Sunday, November 8, 2009

Linked Data - Tim Berners-Lee

On the business side of life, there's been an active discussion this weekend about a new initiative led by the National Association of Realtors called the REALTORS® Property Resource (RPR) which is designed to provide a national property data exchange for agents to provide to clients. Yes, snooze-fest if you're not in the real estate industry. Our CEO does an excellent job describing the RPR project and its affect on the real estate industry.

On a personal level, the current industry discussion reminded me of a recent TED presentation by Tim Berners-Lee on Linked Data. As described on the TED website:

20 years ago, Tim Berners Lee invented the World Wide Web. For his next project, he's building a web for open, linked data that could do for numbers what the Web did for words, pictures, video: unlock our data and reframe the way we use it together.
The first step to the Linked Data project is DBPedia, which is extracting data from Wikipedia to make it fully linked and available.
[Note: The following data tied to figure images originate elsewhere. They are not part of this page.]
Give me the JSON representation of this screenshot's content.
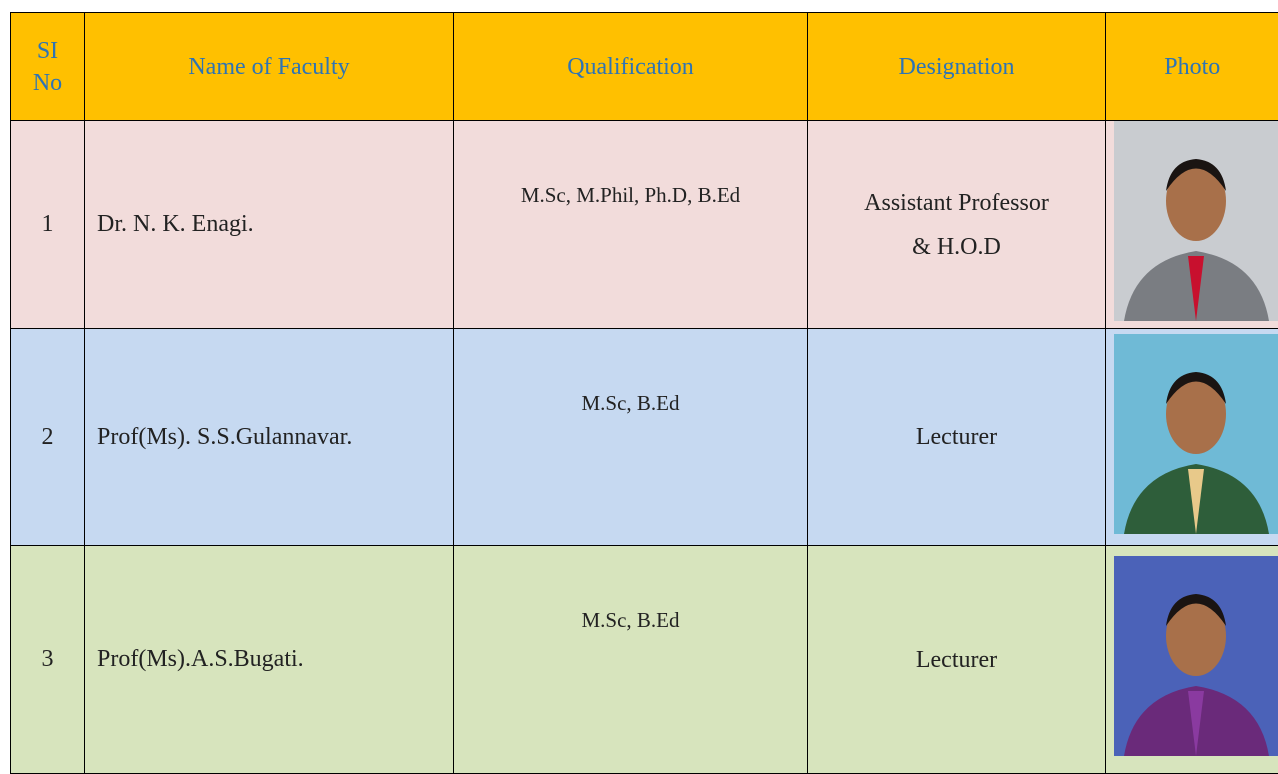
{
  "table": {
    "header": [
      "SI No",
      "Name of Faculty",
      "Qualification",
      "Designation",
      "Photo"
    ],
    "rows": [
      {
        "sl": "1",
        "name": "Dr. N. K. Enagi.",
        "qualification": "M.Sc, M.Phil, Ph.D, B.Ed",
        "designation": [
          "Assistant Professor",
          "& H.O.D"
        ]
      },
      {
        "sl": "2",
        "name": "Prof(Ms). S.S.Gulannavar.",
        "qualification": "M.Sc, B.Ed",
        "designation": [
          "Lecturer"
        ]
      },
      {
        "sl": "3",
        "name": "Prof(Ms).A.S.Bugati.",
        "qualification": "M.Sc, B.Ed",
        "designation": [
          "Lecturer"
        ]
      }
    ]
  }
}
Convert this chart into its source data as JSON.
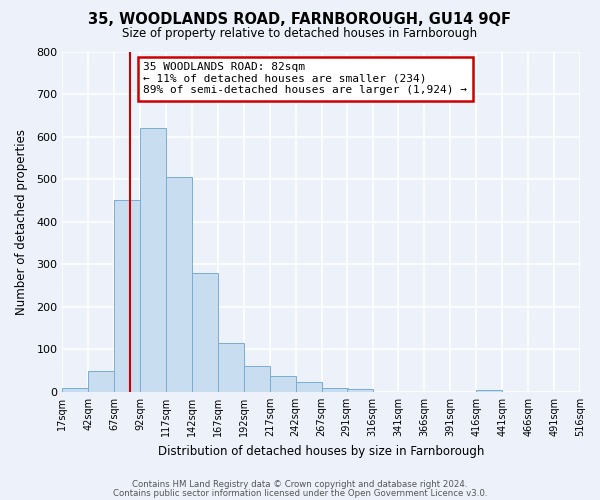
{
  "title": "35, WOODLANDS ROAD, FARNBOROUGH, GU14 9QF",
  "subtitle": "Size of property relative to detached houses in Farnborough",
  "xlabel": "Distribution of detached houses by size in Farnborough",
  "ylabel": "Number of detached properties",
  "bin_edges": [
    17,
    42,
    67,
    92,
    117,
    142,
    167,
    192,
    217,
    242,
    267,
    291,
    316,
    341,
    366,
    391,
    416,
    441,
    466,
    491,
    516
  ],
  "bin_counts": [
    10,
    50,
    450,
    620,
    505,
    280,
    115,
    60,
    38,
    23,
    10,
    7,
    0,
    0,
    0,
    0,
    5,
    0,
    0,
    0
  ],
  "bar_color": "#c9ddf0",
  "bar_edge_color": "#7aadd4",
  "vline_color": "#cc0000",
  "vline_x": 82,
  "annotation_text": "35 WOODLANDS ROAD: 82sqm\n← 11% of detached houses are smaller (234)\n89% of semi-detached houses are larger (1,924) →",
  "annotation_box_facecolor": "white",
  "annotation_box_edgecolor": "#cc0000",
  "ylim": [
    0,
    800
  ],
  "yticks": [
    0,
    100,
    200,
    300,
    400,
    500,
    600,
    700,
    800
  ],
  "plot_bg_color": "#edf2fa",
  "fig_bg_color": "#edf2fa",
  "grid_color": "white",
  "footer_line1": "Contains HM Land Registry data © Crown copyright and database right 2024.",
  "footer_line2": "Contains public sector information licensed under the Open Government Licence v3.0."
}
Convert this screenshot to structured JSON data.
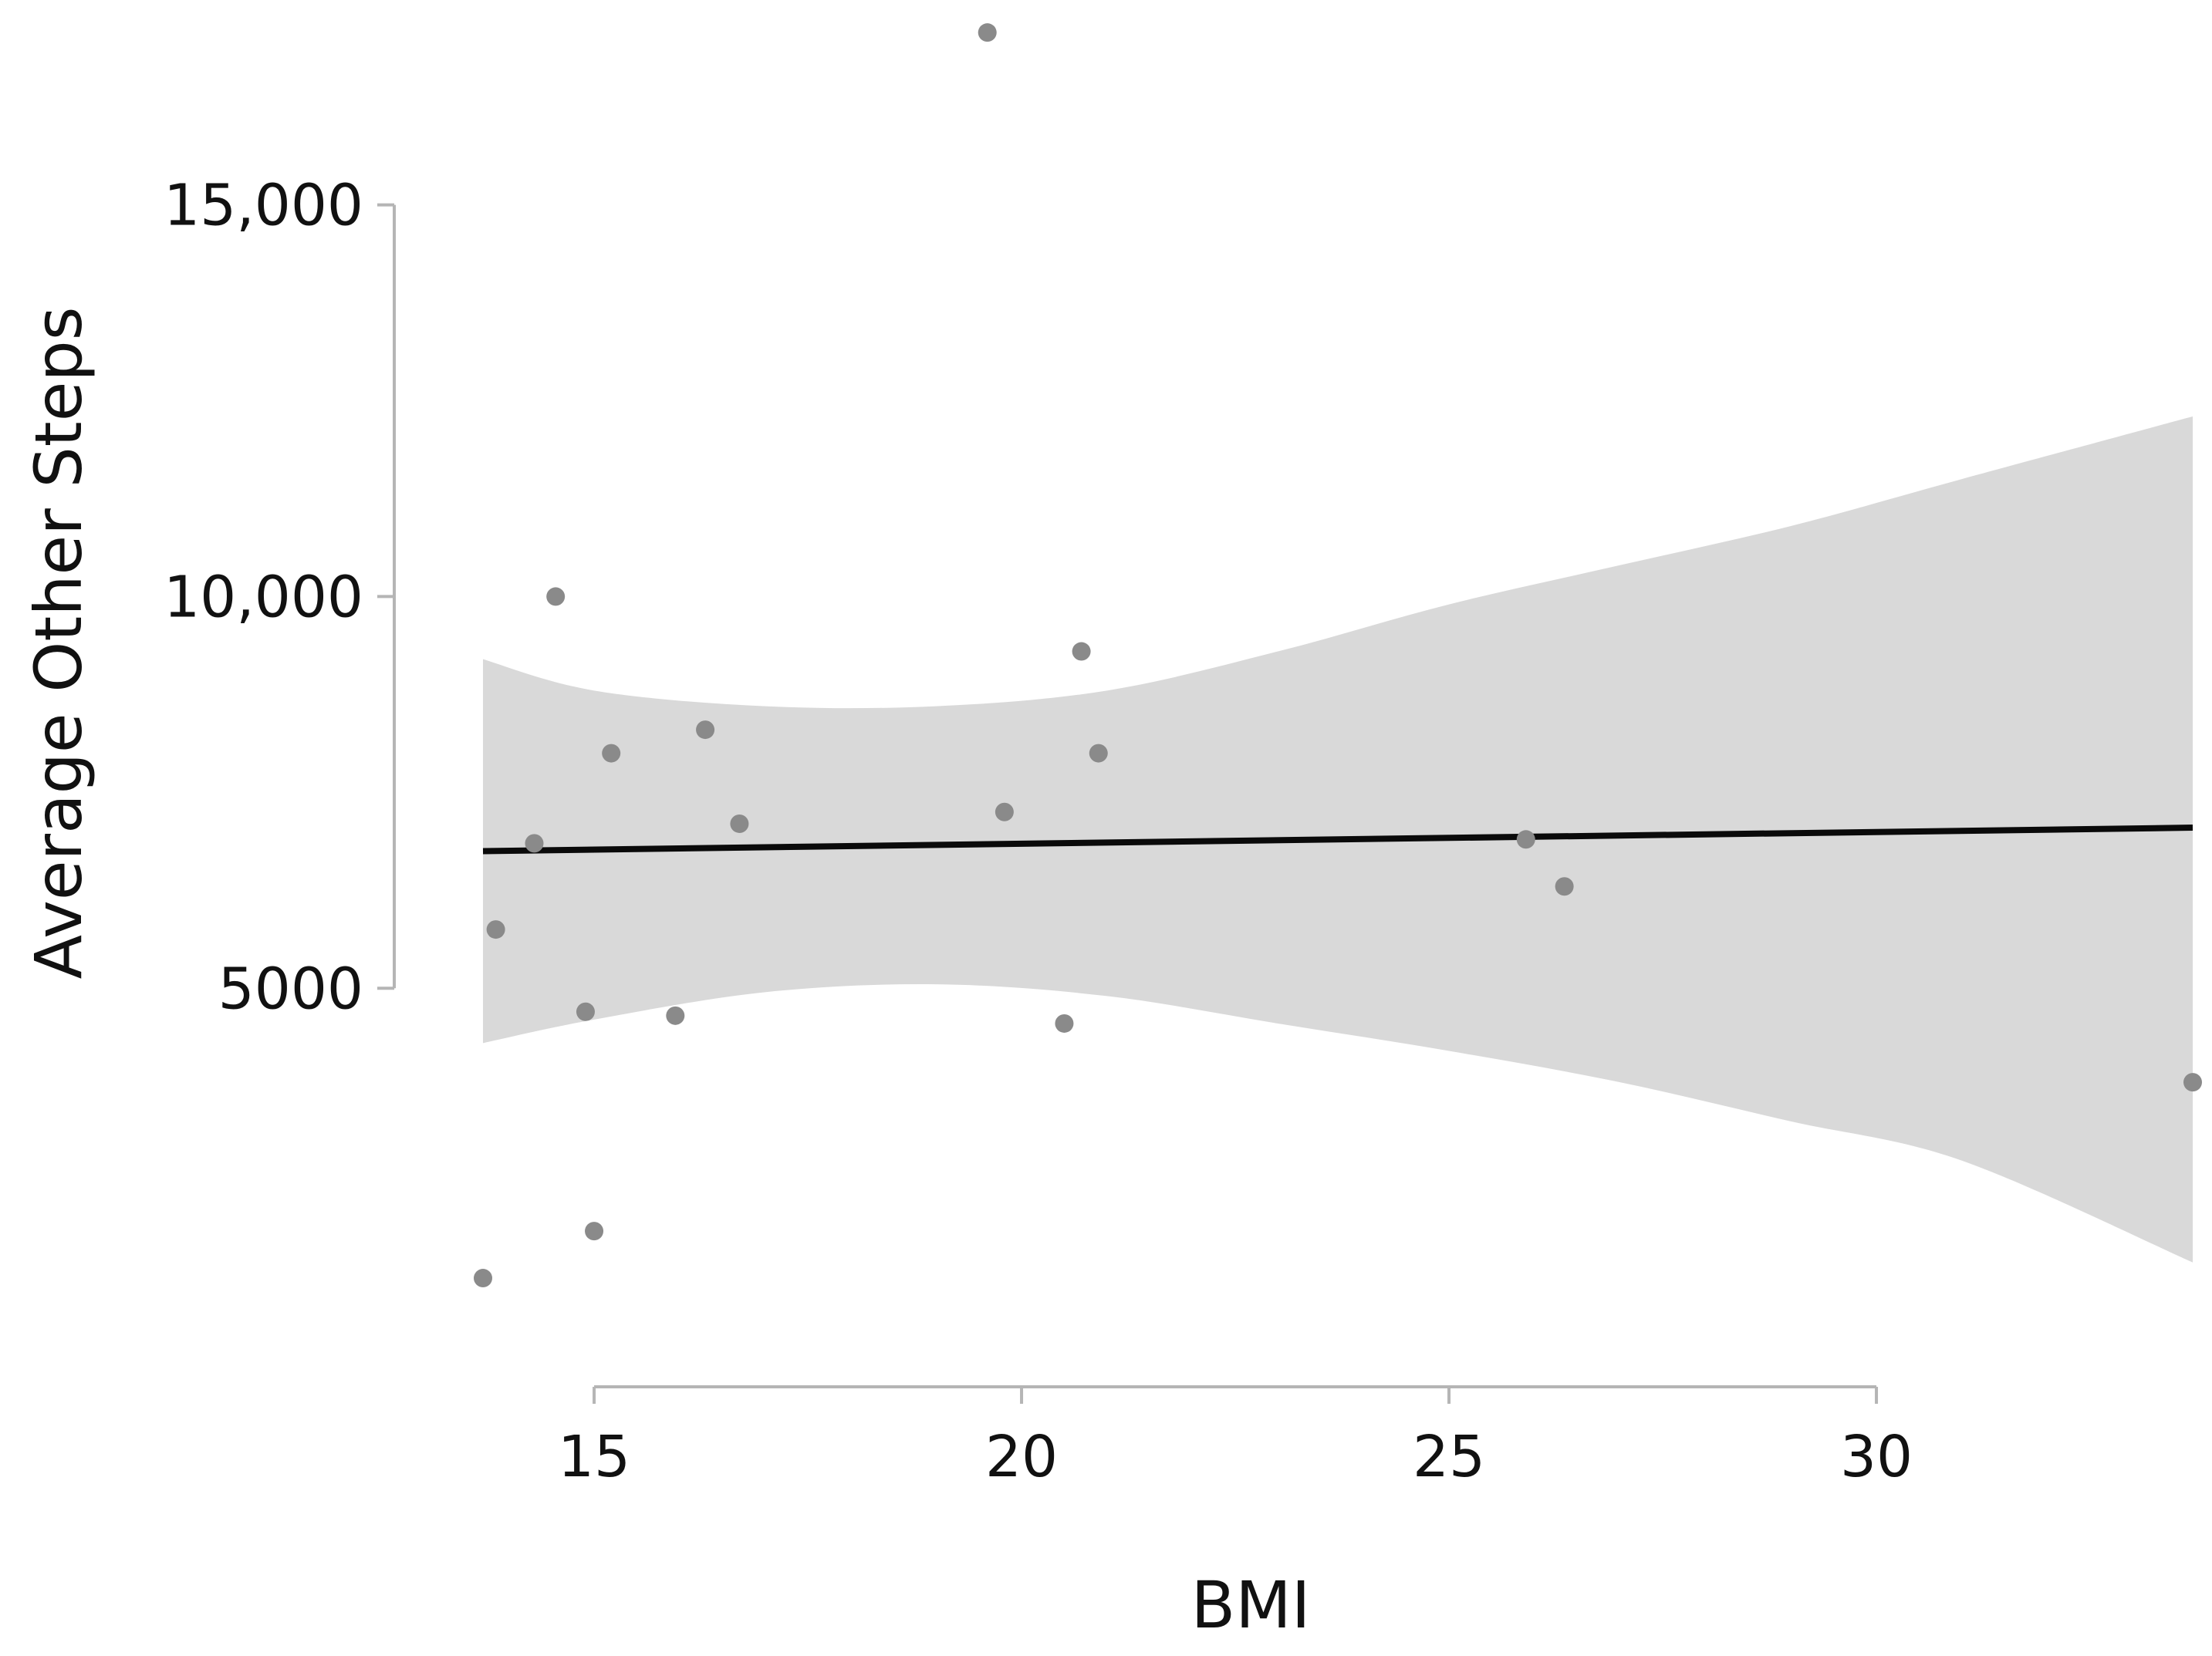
{
  "chart_data": {
    "type": "scatter",
    "title": "",
    "xlabel": "BMI",
    "ylabel": "Average Other Steps",
    "xlim": [
      13.7,
      33.7
    ],
    "ylim": [
      700,
      17300
    ],
    "x_ticks": [
      15,
      20,
      25,
      30
    ],
    "x_tick_labels": [
      "15",
      "20",
      "25",
      "30"
    ],
    "y_ticks": [
      5000,
      10000,
      15000
    ],
    "y_tick_labels": [
      "5000",
      "10,000",
      "15,000"
    ],
    "grid": false,
    "legend": "none",
    "colors": {
      "points": "#8a8a8a",
      "fit": "#0a0a0a",
      "band": "#d9d9d9",
      "axis": "#b5b5b5"
    },
    "points": [
      {
        "x": 13.7,
        "y": 1300
      },
      {
        "x": 13.85,
        "y": 5750
      },
      {
        "x": 14.3,
        "y": 6850
      },
      {
        "x": 14.55,
        "y": 10000
      },
      {
        "x": 14.9,
        "y": 4700
      },
      {
        "x": 15.0,
        "y": 1900
      },
      {
        "x": 15.2,
        "y": 8000
      },
      {
        "x": 15.95,
        "y": 4650
      },
      {
        "x": 16.3,
        "y": 8300
      },
      {
        "x": 16.7,
        "y": 7100
      },
      {
        "x": 19.6,
        "y": 17200
      },
      {
        "x": 19.8,
        "y": 7250
      },
      {
        "x": 20.5,
        "y": 4550
      },
      {
        "x": 20.7,
        "y": 9300
      },
      {
        "x": 20.9,
        "y": 8000
      },
      {
        "x": 25.9,
        "y": 6900
      },
      {
        "x": 26.35,
        "y": 6300
      },
      {
        "x": 33.7,
        "y": 3800
      }
    ],
    "fit_line": {
      "x": [
        13.7,
        33.7
      ],
      "y": [
        6750,
        7050
      ]
    },
    "confidence_band": {
      "x": [
        13.7,
        15,
        17,
        19,
        21,
        23,
        25,
        27,
        29,
        31,
        33.7
      ],
      "upper": [
        9200,
        8800,
        8600,
        8600,
        8800,
        9300,
        9900,
        10400,
        10900,
        11500,
        12300
      ],
      "lower": [
        4300,
        4600,
        4950,
        5050,
        4900,
        4550,
        4200,
        3800,
        3300,
        2800,
        1500
      ]
    }
  }
}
A more detailed description about Linked Data is available from this PDF document.

This topic is of particular interest because our services and applications at Altos Research is to provide unique data and transparency to real estate market participants. Our service has been tepidly received by MLS Boards across the country because the level of information and transparency is far advanced beyond has historically been available. Berners-Lee discusses how luddites tend to hug their data in silos, refusing to share the data with others to advance market processes.